Kurz vor dem Neonazigroßaufmarsch am morgigen Samstag hat in Sachsen-Anhalts Landeshauptstadt das »Katz- und Mausspiel« begonnen. Die Hinweise verdichten sich, daß die Polizei die alljährliche Provokation, mit der die Rechten geschichtsverfälschend der Bombardierung Magdeburgs im Zweiten Weltkrieg »gedenken«, kurzfristig räumlich verlegen will. Und zwar in städtische Randgebiete östlich der Elbe, also nach Cracau, Herrenkrug oder Brückfeld. Grund könnte die erfolgversprechende bundesweite Mobilisierung des Bündnisses »Magdeburg Nazifrei« zu Massenblockaden sein.
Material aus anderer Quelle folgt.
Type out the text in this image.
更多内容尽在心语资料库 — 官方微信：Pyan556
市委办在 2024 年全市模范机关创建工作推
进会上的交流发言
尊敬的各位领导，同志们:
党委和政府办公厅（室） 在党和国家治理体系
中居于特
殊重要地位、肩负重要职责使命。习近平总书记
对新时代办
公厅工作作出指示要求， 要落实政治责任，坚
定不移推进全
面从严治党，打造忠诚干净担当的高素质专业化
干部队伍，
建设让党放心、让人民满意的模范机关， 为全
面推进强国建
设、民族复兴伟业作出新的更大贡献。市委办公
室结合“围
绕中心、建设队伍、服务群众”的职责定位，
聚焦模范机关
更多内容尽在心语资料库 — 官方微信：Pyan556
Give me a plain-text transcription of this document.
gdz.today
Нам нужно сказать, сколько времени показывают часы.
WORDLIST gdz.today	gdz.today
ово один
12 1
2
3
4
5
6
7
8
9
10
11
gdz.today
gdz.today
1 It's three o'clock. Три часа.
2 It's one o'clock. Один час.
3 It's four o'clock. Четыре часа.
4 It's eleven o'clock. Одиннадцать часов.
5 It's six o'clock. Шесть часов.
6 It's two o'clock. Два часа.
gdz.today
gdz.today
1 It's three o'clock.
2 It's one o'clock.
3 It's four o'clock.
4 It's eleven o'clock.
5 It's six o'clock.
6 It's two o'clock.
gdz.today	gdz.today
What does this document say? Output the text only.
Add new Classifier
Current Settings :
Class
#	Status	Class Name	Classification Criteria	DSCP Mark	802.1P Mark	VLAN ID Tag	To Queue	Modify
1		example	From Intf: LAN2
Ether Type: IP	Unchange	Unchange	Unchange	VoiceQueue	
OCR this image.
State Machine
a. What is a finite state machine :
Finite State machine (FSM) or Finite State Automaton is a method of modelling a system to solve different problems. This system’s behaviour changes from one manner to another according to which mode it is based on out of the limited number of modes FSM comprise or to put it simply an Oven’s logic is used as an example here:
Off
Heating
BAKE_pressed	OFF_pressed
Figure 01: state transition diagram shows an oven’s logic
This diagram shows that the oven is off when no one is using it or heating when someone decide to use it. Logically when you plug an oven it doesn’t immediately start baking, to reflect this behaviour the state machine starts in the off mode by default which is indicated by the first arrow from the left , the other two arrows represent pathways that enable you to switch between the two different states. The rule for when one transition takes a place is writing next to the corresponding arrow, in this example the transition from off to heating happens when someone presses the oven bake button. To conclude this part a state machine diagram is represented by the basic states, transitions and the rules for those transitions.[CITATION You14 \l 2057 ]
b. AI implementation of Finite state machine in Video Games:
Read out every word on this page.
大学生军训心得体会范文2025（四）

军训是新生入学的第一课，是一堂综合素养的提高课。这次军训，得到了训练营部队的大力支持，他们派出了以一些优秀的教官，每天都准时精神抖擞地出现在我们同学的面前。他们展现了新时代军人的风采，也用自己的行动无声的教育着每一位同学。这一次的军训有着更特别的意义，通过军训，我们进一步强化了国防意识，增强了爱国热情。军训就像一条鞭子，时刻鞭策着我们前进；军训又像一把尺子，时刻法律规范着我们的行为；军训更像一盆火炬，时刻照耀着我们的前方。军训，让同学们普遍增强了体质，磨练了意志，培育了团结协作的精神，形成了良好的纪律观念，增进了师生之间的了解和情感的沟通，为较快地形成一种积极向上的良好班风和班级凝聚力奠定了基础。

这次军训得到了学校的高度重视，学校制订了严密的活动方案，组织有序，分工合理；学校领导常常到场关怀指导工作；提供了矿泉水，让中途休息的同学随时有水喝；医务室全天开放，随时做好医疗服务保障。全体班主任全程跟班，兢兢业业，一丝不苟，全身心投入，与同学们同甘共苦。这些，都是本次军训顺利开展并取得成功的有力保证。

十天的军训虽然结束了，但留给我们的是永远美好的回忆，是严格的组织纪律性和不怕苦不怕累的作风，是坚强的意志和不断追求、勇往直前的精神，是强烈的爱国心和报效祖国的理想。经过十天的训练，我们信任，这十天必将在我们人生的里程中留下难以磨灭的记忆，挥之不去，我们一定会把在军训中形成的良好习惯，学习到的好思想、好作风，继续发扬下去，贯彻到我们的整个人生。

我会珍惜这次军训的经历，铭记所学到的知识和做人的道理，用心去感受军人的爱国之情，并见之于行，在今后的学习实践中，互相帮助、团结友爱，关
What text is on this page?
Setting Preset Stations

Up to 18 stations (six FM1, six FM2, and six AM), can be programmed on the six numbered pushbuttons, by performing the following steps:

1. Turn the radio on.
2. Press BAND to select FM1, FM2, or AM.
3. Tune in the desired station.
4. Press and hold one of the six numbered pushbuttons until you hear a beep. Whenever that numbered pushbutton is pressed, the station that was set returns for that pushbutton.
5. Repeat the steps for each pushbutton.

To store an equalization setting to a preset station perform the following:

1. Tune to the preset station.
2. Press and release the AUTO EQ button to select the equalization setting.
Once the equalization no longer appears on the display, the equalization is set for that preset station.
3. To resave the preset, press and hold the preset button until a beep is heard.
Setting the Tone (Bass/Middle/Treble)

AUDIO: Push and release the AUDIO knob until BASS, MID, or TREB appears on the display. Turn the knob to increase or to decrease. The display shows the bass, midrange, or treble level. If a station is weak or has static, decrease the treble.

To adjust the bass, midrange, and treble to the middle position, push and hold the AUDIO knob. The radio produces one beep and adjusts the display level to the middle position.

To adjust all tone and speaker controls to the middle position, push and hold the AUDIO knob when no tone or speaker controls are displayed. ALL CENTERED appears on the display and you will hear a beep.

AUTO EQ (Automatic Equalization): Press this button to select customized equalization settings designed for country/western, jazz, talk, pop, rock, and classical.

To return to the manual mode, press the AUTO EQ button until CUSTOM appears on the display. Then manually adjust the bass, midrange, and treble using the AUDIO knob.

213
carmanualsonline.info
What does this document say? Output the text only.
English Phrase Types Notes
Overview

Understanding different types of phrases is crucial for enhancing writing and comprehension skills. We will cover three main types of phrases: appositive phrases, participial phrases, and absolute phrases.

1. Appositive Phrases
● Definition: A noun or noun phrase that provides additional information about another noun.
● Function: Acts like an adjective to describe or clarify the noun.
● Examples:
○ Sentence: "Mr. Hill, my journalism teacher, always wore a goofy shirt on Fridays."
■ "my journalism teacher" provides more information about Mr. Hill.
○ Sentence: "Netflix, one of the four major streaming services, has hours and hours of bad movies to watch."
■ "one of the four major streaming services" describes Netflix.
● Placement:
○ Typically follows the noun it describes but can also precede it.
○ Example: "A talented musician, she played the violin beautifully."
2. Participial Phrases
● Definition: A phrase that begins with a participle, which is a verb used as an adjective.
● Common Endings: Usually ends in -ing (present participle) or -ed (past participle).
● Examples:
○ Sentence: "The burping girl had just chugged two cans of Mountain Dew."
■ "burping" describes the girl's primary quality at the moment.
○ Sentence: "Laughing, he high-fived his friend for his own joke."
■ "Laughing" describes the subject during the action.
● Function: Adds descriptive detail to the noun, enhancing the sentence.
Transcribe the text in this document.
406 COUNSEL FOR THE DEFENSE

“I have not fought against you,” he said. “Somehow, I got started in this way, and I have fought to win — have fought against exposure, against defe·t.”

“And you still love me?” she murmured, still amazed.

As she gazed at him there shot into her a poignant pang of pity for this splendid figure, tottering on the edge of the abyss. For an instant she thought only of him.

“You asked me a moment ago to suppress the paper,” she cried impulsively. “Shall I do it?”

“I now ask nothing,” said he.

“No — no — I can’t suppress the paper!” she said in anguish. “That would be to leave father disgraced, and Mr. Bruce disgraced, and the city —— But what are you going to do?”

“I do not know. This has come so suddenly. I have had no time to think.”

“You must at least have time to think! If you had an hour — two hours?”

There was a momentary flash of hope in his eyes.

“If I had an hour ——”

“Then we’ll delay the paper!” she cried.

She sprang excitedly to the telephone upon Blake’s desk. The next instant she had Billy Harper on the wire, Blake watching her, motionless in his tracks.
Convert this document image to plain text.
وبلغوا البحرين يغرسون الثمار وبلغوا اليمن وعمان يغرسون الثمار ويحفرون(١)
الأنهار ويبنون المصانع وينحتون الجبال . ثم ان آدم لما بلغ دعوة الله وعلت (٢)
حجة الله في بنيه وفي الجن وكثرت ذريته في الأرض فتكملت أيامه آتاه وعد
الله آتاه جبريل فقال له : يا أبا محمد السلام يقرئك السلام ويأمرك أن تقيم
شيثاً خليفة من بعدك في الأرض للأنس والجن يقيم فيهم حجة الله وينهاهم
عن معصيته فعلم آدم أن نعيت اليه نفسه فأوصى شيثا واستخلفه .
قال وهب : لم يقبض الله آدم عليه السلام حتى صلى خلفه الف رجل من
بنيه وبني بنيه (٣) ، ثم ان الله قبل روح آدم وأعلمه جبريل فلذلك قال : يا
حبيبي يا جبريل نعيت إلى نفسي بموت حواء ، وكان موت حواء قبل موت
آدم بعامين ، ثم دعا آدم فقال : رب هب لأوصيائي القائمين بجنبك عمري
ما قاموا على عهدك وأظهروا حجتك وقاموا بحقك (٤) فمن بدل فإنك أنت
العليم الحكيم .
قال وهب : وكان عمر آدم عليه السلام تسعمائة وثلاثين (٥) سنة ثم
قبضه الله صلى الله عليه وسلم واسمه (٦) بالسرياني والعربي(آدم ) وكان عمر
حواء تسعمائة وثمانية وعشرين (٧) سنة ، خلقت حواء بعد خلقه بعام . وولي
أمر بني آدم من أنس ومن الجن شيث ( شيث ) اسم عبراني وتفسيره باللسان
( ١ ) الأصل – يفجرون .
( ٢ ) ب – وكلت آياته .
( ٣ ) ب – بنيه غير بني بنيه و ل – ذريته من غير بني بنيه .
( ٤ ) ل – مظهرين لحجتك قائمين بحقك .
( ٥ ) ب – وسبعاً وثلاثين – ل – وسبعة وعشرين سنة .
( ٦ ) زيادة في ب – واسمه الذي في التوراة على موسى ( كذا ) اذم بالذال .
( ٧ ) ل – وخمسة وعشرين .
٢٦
Zwar orientieren die Neofaschisten derzeit noch zum Magdeburger Hauptbahnhof, von wo der Aufmarsch um 12 Uhr starten sollte. Das Bündnis glaubt allerdings nicht mehr daran. Seine Vorahnungen speisen sich einerseits aus der »Geheimniskrämerei der Polizei«, zum anderen aus Andeutungen, die der verantwortliche Kommunalbeigeordnete Holger Platz (SPD) kürzlich gemacht haben soll. Platz habe angemerkt, der Aufmarsch werde in einem Stadtteil stattfinden, »in dem die Nazis noch nie marschiert sind«, sagte am Donnerstag ein Sprecher von »Magdeburg Nazifrei« gegenüber jW. Mehr habe Platz aber nicht verraten. Für jW war der Beigeordnete am Donnerstag nicht zu erreichen.
Auch bei der Polizei hält man sich bedeckt. »Über die tatsächliche Aufmarschroute darf ich wegen der öffentlichen Sicherheit nichts bekanntgeben«, sagte Beatrix Mertens, Sprecherin der Polizeidirektion Sachsen-Anhalt Nord, am Donnerstag auf jW-Nachfrage. Sie verriet jedoch, »daß wir mehr als 15 Hundertschaften aus zehn Bundesländern einsetzen werden, um die Lager voneinander zu trennen«. In einer Pressemitteilung vom Mittwoch kündigt die Polizei »mögliche Behinderungen beim öffentlichen Nahverkehr« sowie »Straßensperren und Personenkontrollen« an. Sachsen-Anhalts Innenminister Holger Stahlknecht (CDU) sagte am Donnerstag der Mitteldeutschen Zeitung, er werde Wasserwerfer bereitstellen und eine Reiterstaffel einsetzen. Er warnte zudem vor »700 gewaltbereiten Linksextremisten«.
Das Bündnis »Magdeburg Nazifrei« rechnet »mit der aus Dresden bekannten Polizeitaktik, die Elbe als natürliche Barriere zwischen Neonazis und Antifaschisten zu nutzen«. Der Sprecher sagte, vermutlich würden »die Brücken gesperrt, um Blockierer daran zu hindern, von ihrem Recht auf zivilen Ungehorsam Gebrauch zu machen«. Dennoch: Falls der Aufmarsch nicht in der Innenstadt stattfinde, wäre für »Magdeburg Nazifrei« schon »ein erstes Zwischenziel erreicht«. Das Bündnis hat bereits darauf reagiert und den Treffpunkt am Samstag um neun Uhr auf den Jerichower Platz in der Nähe des Nautica-Schwimmbades – angepeilt war zunächst der Hauptbahnhof – verlegt. Zugreisende gelangen dort vom Bahnhof Neustadt aus hin, und zwar über den Universitätsplatz Richtung Elbbrücke bis Herrenkrugstraße, dann links bis zur Kreuzung Jerichower Straße. Kurzfristige Änderungen sind aber möglich und werden auf der Internetseite des Bündnisses (siehe unten) zusammen mit einer Karte veröffentlicht.
»Magdeburg Nazifrei« empfiehlt die Anreise per Bus und hat dafür eine Busbörse eingerichtet. Darüber hinaus soll es Infotelefonnummern geben, über die auch Sanitäter erreichbar sein sollen. Auch die Lage der einzelnen Blockadepunkte würde rechtzeitig veröffentlicht.